Ludwig Maurer (1789-1878), a famous German violinist, played in the orchestra at Riga in his early days, and after touring abroad and in Russia settled in St. Petersburg about 1820, where he was appointed leader of the orchestra at the French theatre in 1835. Ten years later he returned to Germany and gave many concerts in Western Europe; but in 1851 he went back to St. Petersburg as Inspector-General of all the State theatrical orchestras. Maurer is best known by his instrumental compositions, especially his Concertos for four violins and orchestra, but he wrote music for several popular vaudevilles with Russian text, and co-operated occasionally with Verstovsky and Alabiev.
The brothers Alexis and Sergius Titov were types of the distinguished amateurs who played such an important part in the musical life of Russia during the first half of the last century. Alexis (d. 1827) was the father of that Nicholas Titov often called “the ancestor of Russian song.” He served in the Cavalry Guards and rose to the rank of Major-General. An admirable violinist, he was also a voluminous composer. Stassov gives a list of at least fourteen operas, melodramas, and other musical works for the stage, many of which were written to French words. His younger brother Sergius (b. 1770) is supposed to have supplied music to The Forced Marriage, text by Plestcheiev (1789), La VeillÉe des Paysans (1809), Credulity (1812), and, in co-operation with Bluhm, Christmas Festivals of Old (1813). It is probable that he had a hand in the long list of works attributed to his brother Alexis, and most of the Russian musical historians seem puzzled to decide how to apportion to each of the brothers his due share of creative activity.
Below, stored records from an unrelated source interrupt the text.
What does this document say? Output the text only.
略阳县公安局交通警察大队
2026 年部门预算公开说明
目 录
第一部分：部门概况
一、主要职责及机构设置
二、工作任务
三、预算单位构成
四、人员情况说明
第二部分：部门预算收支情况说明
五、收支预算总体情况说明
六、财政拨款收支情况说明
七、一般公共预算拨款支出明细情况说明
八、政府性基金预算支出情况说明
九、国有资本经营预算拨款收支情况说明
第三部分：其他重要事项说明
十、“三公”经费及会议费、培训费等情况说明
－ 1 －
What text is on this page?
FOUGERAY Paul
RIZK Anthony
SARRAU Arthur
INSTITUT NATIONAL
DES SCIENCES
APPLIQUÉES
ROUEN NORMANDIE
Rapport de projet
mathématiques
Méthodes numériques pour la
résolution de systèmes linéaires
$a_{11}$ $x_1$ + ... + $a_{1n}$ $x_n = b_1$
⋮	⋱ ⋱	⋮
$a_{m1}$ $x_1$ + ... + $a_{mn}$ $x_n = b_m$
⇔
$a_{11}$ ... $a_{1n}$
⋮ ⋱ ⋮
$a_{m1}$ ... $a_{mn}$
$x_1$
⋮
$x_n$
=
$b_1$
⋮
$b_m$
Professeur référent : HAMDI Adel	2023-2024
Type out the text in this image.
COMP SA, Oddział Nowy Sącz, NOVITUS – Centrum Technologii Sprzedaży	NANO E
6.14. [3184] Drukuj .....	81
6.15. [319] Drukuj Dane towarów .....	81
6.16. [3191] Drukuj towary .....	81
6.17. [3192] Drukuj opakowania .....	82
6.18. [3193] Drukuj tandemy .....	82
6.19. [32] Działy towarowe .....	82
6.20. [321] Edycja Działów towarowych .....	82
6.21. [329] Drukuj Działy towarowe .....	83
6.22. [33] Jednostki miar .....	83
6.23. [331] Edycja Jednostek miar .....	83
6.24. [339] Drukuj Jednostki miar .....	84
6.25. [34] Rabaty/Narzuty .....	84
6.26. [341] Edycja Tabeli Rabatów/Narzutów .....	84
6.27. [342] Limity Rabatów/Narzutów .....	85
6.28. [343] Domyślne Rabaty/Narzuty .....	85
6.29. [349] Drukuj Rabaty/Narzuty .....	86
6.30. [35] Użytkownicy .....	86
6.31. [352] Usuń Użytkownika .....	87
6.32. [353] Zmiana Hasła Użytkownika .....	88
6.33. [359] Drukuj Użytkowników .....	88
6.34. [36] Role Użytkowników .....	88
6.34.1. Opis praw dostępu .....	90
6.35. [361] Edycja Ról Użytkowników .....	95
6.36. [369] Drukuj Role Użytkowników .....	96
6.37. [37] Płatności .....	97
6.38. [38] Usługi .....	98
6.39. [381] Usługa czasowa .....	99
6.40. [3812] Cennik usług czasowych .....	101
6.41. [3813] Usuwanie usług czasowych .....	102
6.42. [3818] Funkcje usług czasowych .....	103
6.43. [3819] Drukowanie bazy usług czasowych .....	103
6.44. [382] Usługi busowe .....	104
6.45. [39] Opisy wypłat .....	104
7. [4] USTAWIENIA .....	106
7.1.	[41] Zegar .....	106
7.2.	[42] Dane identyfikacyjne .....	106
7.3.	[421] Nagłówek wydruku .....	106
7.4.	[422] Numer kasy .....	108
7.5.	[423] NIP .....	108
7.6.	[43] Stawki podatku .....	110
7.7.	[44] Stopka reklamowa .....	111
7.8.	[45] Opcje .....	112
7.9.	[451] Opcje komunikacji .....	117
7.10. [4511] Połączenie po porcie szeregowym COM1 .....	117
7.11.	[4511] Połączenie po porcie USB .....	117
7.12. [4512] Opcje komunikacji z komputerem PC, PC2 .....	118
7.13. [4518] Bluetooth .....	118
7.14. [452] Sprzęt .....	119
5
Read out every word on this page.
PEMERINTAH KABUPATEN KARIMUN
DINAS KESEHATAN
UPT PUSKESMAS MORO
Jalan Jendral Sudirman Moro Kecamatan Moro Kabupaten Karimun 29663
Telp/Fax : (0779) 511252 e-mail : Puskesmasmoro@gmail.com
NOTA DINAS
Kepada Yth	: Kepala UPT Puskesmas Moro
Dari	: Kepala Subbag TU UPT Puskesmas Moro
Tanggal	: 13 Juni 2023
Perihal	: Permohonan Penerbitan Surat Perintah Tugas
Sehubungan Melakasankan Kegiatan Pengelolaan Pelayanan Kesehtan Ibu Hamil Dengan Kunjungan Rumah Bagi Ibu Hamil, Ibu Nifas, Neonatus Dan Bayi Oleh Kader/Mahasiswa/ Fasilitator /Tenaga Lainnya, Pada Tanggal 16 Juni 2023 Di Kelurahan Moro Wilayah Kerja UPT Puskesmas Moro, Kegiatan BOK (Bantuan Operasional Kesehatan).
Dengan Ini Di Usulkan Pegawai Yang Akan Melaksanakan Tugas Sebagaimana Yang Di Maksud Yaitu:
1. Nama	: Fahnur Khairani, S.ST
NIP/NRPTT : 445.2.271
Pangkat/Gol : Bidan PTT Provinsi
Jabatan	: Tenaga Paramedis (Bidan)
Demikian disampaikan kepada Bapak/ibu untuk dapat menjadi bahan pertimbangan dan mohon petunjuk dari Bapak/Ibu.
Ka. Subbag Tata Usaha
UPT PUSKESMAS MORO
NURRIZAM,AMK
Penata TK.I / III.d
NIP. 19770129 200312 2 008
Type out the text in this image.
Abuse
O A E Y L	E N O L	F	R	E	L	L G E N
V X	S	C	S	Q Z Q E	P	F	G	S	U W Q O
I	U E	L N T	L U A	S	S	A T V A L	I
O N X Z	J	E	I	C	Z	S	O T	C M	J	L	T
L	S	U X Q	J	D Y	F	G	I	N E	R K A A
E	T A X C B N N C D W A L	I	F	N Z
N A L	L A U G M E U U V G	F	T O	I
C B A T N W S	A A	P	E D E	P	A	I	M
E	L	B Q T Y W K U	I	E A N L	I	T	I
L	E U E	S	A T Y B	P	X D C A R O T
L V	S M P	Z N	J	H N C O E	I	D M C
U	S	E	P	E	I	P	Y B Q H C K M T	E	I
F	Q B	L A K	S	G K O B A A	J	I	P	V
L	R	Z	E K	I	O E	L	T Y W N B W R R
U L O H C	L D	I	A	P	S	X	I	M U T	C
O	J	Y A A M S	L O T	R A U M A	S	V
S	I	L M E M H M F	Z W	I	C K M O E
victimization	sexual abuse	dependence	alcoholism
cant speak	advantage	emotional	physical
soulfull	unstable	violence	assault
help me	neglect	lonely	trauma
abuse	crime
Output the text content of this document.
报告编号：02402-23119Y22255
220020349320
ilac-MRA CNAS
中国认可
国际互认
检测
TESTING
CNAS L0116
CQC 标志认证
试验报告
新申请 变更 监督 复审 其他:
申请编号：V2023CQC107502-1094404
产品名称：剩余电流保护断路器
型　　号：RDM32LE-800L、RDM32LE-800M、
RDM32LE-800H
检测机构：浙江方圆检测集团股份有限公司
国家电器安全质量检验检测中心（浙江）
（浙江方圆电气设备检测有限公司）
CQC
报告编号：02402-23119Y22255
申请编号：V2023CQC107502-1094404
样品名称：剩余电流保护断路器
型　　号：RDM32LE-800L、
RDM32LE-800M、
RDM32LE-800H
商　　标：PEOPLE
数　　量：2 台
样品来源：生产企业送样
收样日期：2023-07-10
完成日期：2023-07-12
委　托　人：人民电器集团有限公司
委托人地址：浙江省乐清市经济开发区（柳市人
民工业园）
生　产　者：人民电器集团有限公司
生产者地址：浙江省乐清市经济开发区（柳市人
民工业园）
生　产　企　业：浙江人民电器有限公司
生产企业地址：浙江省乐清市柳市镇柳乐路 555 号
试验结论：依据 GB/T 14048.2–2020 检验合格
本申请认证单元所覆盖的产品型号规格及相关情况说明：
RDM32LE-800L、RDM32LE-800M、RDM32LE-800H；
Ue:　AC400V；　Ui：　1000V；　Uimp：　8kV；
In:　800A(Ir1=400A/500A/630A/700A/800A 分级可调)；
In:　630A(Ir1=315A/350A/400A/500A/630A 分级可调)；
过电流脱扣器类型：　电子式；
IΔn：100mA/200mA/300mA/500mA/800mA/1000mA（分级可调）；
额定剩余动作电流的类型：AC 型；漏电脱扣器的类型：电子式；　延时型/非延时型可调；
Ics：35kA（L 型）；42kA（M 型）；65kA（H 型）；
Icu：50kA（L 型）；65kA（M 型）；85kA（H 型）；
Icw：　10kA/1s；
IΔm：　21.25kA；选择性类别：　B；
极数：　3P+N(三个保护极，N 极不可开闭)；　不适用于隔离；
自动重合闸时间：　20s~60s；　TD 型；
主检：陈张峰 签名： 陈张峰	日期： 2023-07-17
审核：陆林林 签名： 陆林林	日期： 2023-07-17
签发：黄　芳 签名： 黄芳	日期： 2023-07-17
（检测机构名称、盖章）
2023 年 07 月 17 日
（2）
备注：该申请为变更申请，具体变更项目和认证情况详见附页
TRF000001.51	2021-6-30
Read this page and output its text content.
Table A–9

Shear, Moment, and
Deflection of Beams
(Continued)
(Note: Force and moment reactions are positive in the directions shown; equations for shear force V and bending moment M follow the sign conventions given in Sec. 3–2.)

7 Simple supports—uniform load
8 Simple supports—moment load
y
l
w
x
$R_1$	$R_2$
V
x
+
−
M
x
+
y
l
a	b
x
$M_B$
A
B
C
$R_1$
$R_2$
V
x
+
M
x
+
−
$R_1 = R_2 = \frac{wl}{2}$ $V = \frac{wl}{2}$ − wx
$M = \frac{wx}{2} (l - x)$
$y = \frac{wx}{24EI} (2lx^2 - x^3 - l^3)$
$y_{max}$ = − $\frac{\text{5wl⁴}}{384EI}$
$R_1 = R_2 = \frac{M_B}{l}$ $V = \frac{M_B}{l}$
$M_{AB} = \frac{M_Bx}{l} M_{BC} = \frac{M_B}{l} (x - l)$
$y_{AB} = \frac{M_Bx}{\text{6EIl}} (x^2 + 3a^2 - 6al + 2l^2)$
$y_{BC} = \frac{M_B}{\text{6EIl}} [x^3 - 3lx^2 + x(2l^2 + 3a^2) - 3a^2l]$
A composer belonging to this period is known by name even beyond the Russian frontiers, owing to the great popularity of one of his songs, “The Nightingale.” Alexander Alexandrovich Alabiev was born at Moscow, August 4th, 1787[12] (O.S.). He entered the military service and, becoming acquainted with Verstovsky, co-operated in several of his vaudevilles. For some breach of discipline Alabiev was exiled for a time to Tobolsk. Inspired by the success of Cavos’s semi-national operas, Alabiev attempted a Russian fairy opera entitled A Moonlight Night or the DomovoÏ. The opera was produced in St. Petersburg and Moscow, but did not long hold a place in the repertory of either theatre. He next attempted music to scenes from Poushkin’s poem The Prisoner in the Caucasus, a naÏve work in which the influence of Bellini obscures the faint national and Eastern colour which the atmosphere of the work imperatively demands. Alabiev, after his return from Siberia, settled in Moscow, where he died February 22nd, 1851 (O.S.).